There have long been worries that the mass media are producing a “dumbing down” of American political culture, reducing political understanding to sound bites and spin. The Internet has been blamed for information overload, and, like MTV in prior decades, for a reduction in attention span as the text-based web became the multimedia web, and cell phones have become a more common tool for its use. Similar worries have been expressed about public understanding of science. Nicholas Carr has asked the question, “Is Google Making Us Stupid?”

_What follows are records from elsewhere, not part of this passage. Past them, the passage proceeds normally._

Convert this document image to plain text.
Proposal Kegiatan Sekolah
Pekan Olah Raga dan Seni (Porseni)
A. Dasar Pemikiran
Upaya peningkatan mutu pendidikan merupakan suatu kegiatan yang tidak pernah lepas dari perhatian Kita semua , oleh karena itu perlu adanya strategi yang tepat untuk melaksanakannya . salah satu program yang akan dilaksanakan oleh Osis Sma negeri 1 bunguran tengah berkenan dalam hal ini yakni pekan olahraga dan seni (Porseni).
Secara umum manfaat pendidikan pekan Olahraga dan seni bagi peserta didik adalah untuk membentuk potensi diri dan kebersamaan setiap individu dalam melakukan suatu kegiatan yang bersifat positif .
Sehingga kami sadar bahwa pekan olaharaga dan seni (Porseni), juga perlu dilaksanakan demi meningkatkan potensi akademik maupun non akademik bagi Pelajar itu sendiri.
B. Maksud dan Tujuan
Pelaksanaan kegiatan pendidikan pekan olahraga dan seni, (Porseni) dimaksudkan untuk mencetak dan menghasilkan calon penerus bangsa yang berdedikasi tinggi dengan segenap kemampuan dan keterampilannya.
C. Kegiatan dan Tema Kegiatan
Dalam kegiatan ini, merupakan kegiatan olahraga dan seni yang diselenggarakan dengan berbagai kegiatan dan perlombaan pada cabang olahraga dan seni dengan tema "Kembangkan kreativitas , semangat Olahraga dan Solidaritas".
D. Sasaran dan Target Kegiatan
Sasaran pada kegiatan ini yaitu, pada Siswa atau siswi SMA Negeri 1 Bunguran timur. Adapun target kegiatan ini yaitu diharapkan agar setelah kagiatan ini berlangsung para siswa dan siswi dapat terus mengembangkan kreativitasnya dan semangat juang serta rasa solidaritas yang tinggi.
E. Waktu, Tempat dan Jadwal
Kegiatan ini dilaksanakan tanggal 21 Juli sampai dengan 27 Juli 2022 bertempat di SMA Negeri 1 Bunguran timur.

Yaron Ezrahi’s “Science and the political imagination in contemporary democracies” (a chapter in Sheila Jasanoff's States of Knowledge: The Co-Production of Science and Social Order) argues that the post-Enlightenment synthesis of scientific knowledge and politics in democratic societies is in decline, on the basis of a transition of public discourse into easily consumed, bite-sized chunks of vividly depicted information that he calls “outformation.” Where, prior to the Enlightenment, authority had more of a religious basis and the ideal for knowledge was “wisdom”--which Ezrahi sees as a mix of the “cognitive, moral, social, philosophical, and practical” which is privileged, unteachable, and a matter of faith, the Enlightenment brought systematized, scientific knowledge to the fore. Such knowledge was formalized, objective, universal, impersonal, and teachable--with effort. When that scientific knowledge is made more widely usable, “stripped of its theoretical, formal, logical and mathematical layers” into a “think knowledge” that is context-dependent and localized, it becomes “information.” And finally, when information is further stripped of its context and design for use for a particular purpose, yet augmented with “rich and frequently intense” representations that include “cognitive, emotional, aesthetic, and other dimensions of experience,” it becomes “outformation.”


According to Ezrahi, such “outformations” mix references to objective and subjective reality, and they become “shared references in the context of public discourse and action.” They are taken to be legitimated and authoritative despite lacking any necessary grounding in “observations, experiments, and logic.” He describes this shift as a shift from a high-cost political reality to a low-cost political reality, where “cost” is a measure of the recipient’s ability to consume it rather than the consequences to the polity of its consumption and use as the basis for political participation. This shift, he says, “reflects the diminished propensity of contemporary publics to invest personal or group resources in understanding and shaping politics and the management of public affairs.”


But, I wonder, is this another case of reflecting on “good old days” that never existed? While new media have made new forms of communication possible, was there really a time when the general public was fully invested in “understanding and shaping politics” and not responding to simplifications and slogans? And is it really the case, as Ezrahi argues, that while information can be processed and reconstructed into knowledge, the same is not possible for outformations? Some of us do still read books, and for us, Google may not be “making us stupid,” but rather providing a supplement that allows us to quickly search a vast web of interconnected bits of information that can be assembled into knowledge, inspired by a piece of “outformation.”